Moreover, in a move that left many in dismay, the Department of Justice filed a motion in Washington State federal court to dismiss an indictment against the child porn site.
According to a report in Wired:
It wasn't for lack of evidence; it was because the FBI didn't want to disclose details of a hacking tool to the defense as part of discovery. Evidence in United States v.

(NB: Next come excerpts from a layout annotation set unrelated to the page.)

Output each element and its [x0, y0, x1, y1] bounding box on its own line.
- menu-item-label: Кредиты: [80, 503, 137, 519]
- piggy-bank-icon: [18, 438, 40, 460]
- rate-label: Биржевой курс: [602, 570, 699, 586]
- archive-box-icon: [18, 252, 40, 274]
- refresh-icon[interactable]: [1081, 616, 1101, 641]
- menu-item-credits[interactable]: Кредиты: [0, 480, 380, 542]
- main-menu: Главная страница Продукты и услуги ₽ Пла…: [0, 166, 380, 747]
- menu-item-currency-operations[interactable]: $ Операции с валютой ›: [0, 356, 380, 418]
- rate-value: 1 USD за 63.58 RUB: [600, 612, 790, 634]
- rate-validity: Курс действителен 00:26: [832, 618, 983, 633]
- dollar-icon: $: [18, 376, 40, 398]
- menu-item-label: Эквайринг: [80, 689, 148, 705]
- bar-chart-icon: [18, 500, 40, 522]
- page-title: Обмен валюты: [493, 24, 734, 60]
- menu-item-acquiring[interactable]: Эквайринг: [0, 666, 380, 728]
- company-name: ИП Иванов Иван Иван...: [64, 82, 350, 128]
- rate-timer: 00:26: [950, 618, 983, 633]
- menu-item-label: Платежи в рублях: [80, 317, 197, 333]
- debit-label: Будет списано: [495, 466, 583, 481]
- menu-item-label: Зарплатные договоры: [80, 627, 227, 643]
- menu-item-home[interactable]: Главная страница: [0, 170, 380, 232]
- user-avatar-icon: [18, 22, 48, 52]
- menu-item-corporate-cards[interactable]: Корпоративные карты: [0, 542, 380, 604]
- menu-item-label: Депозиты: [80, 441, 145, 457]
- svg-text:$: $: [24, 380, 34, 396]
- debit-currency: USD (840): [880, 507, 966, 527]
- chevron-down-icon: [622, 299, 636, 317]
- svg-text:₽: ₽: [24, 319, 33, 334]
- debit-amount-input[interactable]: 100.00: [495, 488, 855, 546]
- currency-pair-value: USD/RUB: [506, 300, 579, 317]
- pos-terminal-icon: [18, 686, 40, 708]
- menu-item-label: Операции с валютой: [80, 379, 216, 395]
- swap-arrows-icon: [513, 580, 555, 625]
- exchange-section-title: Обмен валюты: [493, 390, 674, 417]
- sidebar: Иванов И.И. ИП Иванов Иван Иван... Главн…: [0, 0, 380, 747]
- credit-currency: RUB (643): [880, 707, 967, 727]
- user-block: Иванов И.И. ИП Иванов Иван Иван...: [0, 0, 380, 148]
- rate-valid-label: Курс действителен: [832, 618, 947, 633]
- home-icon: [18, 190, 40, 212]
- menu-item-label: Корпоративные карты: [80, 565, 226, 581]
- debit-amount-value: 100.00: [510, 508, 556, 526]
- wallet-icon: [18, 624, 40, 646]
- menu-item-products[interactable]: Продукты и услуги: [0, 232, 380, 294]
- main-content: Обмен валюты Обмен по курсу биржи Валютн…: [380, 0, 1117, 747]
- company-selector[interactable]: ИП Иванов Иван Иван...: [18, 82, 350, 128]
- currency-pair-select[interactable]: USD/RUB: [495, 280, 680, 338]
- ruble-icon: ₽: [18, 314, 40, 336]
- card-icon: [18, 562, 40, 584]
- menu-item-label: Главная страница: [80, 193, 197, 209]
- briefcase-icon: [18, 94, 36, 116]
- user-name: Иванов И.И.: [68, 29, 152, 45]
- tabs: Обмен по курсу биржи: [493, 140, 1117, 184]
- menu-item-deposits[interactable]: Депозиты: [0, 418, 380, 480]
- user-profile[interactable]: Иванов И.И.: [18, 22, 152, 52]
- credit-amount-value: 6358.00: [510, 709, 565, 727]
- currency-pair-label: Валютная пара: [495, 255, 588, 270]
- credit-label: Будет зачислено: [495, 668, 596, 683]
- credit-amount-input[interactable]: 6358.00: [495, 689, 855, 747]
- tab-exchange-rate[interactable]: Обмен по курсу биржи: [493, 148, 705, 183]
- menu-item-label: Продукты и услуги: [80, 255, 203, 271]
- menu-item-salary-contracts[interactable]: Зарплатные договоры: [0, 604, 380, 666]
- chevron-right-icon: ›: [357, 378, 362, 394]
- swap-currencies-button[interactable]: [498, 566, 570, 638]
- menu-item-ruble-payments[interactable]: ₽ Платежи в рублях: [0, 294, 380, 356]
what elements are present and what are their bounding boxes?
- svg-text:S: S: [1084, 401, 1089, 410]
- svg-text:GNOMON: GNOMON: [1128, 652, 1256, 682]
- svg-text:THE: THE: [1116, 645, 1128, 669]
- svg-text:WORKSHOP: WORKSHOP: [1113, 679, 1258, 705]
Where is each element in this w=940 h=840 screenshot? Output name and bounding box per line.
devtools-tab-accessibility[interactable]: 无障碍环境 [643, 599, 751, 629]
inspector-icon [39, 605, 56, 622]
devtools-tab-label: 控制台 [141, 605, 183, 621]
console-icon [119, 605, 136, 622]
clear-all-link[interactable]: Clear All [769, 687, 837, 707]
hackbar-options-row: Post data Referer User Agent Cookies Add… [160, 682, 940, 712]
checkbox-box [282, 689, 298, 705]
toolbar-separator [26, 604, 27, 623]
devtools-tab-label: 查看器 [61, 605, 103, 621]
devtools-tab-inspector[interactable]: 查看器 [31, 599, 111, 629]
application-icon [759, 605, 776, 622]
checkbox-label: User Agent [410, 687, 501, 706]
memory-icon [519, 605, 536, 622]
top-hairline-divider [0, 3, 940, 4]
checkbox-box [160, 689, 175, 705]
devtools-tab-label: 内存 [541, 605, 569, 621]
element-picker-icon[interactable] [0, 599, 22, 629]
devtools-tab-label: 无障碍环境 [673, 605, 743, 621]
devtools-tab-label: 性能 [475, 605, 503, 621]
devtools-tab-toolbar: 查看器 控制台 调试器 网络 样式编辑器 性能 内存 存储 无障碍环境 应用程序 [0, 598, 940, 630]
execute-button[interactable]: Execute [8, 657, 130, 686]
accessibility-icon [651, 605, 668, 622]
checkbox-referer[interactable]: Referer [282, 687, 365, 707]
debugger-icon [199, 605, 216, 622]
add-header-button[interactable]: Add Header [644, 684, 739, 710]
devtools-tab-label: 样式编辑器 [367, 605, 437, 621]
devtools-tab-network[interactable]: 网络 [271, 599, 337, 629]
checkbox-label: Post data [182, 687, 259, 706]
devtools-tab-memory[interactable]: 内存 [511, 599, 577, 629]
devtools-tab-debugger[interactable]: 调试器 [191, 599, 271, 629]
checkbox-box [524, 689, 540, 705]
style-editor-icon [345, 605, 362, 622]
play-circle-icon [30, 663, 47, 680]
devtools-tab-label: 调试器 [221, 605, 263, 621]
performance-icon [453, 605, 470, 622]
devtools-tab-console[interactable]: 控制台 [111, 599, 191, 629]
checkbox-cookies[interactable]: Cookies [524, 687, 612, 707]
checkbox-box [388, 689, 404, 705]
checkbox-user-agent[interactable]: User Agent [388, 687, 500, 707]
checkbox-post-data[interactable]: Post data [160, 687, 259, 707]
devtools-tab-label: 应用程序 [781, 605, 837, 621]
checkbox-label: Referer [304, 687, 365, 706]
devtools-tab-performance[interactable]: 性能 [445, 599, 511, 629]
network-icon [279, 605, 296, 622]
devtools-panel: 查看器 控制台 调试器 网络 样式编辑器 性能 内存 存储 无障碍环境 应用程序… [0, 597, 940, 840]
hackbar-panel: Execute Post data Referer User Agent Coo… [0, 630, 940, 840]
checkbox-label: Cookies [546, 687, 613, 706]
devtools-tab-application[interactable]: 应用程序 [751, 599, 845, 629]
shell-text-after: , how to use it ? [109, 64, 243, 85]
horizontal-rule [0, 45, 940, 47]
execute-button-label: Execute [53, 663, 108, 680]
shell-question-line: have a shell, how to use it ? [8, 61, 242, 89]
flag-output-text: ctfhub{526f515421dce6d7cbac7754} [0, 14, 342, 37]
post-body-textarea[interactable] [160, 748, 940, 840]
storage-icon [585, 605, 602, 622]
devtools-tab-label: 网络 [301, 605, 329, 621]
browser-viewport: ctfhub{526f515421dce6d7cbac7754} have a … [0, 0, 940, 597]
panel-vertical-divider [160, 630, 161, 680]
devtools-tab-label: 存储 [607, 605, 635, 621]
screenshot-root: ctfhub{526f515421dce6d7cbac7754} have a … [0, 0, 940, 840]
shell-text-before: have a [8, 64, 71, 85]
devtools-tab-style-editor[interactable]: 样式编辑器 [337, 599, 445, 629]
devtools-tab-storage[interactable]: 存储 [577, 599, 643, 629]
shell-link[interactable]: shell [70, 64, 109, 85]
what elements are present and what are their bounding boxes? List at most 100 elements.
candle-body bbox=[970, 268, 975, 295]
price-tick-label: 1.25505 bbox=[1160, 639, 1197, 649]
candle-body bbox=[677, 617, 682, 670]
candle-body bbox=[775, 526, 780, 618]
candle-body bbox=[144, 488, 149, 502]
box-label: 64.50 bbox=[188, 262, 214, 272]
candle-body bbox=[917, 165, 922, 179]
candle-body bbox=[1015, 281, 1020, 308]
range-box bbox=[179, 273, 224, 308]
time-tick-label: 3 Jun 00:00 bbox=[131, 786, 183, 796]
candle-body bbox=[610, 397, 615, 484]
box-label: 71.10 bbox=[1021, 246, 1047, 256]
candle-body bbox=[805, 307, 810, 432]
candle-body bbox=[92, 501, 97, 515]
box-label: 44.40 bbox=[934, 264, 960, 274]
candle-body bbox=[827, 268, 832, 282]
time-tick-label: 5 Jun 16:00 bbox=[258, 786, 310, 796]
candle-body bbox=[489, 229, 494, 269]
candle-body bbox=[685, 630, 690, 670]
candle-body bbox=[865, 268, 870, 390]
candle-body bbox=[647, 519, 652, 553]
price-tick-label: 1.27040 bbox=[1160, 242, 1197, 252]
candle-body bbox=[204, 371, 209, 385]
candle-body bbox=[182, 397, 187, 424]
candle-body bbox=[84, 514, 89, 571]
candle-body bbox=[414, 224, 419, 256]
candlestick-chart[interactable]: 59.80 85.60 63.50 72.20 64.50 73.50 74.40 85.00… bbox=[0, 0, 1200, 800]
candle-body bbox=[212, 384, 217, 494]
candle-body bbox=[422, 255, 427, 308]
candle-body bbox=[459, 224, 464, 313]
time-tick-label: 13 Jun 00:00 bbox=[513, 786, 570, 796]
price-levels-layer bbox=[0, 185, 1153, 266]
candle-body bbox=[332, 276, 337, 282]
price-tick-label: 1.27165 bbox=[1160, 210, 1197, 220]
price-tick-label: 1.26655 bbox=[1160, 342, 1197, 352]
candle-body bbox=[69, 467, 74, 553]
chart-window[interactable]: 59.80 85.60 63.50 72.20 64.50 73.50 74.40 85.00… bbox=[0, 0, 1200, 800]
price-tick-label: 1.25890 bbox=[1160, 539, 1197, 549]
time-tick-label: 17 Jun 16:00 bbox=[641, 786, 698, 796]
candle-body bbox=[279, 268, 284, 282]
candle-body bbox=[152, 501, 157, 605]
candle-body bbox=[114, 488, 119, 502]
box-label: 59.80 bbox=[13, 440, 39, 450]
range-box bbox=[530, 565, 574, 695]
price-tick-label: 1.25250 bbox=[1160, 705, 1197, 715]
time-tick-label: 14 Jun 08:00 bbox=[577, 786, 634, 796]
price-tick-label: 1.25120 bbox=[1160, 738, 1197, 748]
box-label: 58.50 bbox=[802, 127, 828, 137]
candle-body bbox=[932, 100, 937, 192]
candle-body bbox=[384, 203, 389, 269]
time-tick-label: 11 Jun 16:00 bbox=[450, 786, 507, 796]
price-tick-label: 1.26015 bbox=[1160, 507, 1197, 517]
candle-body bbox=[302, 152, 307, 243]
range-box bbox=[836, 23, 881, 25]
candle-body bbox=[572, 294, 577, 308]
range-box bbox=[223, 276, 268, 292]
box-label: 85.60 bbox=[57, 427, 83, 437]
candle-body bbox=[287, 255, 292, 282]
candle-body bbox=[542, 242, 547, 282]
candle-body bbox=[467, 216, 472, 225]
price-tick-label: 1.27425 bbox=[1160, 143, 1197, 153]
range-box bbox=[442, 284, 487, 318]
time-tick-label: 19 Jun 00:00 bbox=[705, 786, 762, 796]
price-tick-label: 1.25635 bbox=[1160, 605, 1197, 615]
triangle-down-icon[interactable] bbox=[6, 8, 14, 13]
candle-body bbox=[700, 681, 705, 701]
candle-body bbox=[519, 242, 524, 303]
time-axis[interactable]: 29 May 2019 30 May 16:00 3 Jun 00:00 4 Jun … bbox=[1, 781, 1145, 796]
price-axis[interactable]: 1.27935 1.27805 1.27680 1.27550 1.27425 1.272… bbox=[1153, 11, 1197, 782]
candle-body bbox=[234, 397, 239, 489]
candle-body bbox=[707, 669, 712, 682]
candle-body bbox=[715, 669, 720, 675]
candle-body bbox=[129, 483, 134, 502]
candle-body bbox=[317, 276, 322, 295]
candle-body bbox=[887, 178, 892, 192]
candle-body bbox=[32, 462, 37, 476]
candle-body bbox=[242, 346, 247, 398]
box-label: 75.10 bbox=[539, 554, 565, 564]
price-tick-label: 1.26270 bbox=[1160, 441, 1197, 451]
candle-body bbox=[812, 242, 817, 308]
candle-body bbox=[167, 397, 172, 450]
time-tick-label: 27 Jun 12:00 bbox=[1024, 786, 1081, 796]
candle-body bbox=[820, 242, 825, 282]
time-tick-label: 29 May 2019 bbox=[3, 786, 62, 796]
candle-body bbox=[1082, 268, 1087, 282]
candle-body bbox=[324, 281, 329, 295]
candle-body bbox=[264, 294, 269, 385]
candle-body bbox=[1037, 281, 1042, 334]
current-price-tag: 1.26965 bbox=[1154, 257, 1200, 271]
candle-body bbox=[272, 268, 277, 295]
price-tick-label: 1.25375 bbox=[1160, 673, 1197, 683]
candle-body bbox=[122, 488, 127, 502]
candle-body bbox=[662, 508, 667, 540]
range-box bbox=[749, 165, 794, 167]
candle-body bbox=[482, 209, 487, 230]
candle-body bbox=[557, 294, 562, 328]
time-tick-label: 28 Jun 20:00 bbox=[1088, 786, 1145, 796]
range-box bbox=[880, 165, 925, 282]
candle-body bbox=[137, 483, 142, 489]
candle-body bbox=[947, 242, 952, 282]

Jay Michaud hinged at least in part on information federal investigators had gathered by exploiting a vulnerability in the Tor anonymity network.
"Because the government remains unwilling to disclose certain discovery related to the FBI’s deployment of a 'Network Investigative Technique' ('NIT') as part of its investigation into the Playpen child pornography site, the government has no choice but to seek dismissal of the indictment," federal prosecutor Annette Hayes wrote in the court filing on Friday.
The federal prosecutor pointed out that the DoJ's work to resist disclosing the NIT was part of "an effort to balance the many competing interests that are at play when sensitive law enforcement technology becomes the subject of a request for criminal discovery."
To make a long story short, the feds decided to let an alleged child pornographer go to keep secret, and illegal, the methods they use to catch criminals on the dark web.
In regard to the “Elysium” network, public prosecutor's office in Frankfurt said that the suspected operator of the site, a 39-year-old man from the central German state of Hesse, had already been arrested on June 12.
The suspected operator of the platform was arrested after his apartment was searched and the server seized, according to DW. Numerous other suspects have also been arrested, according to police officials.
German and Austrian police said they will hold a press conference on Friday to provide further details about the investigation.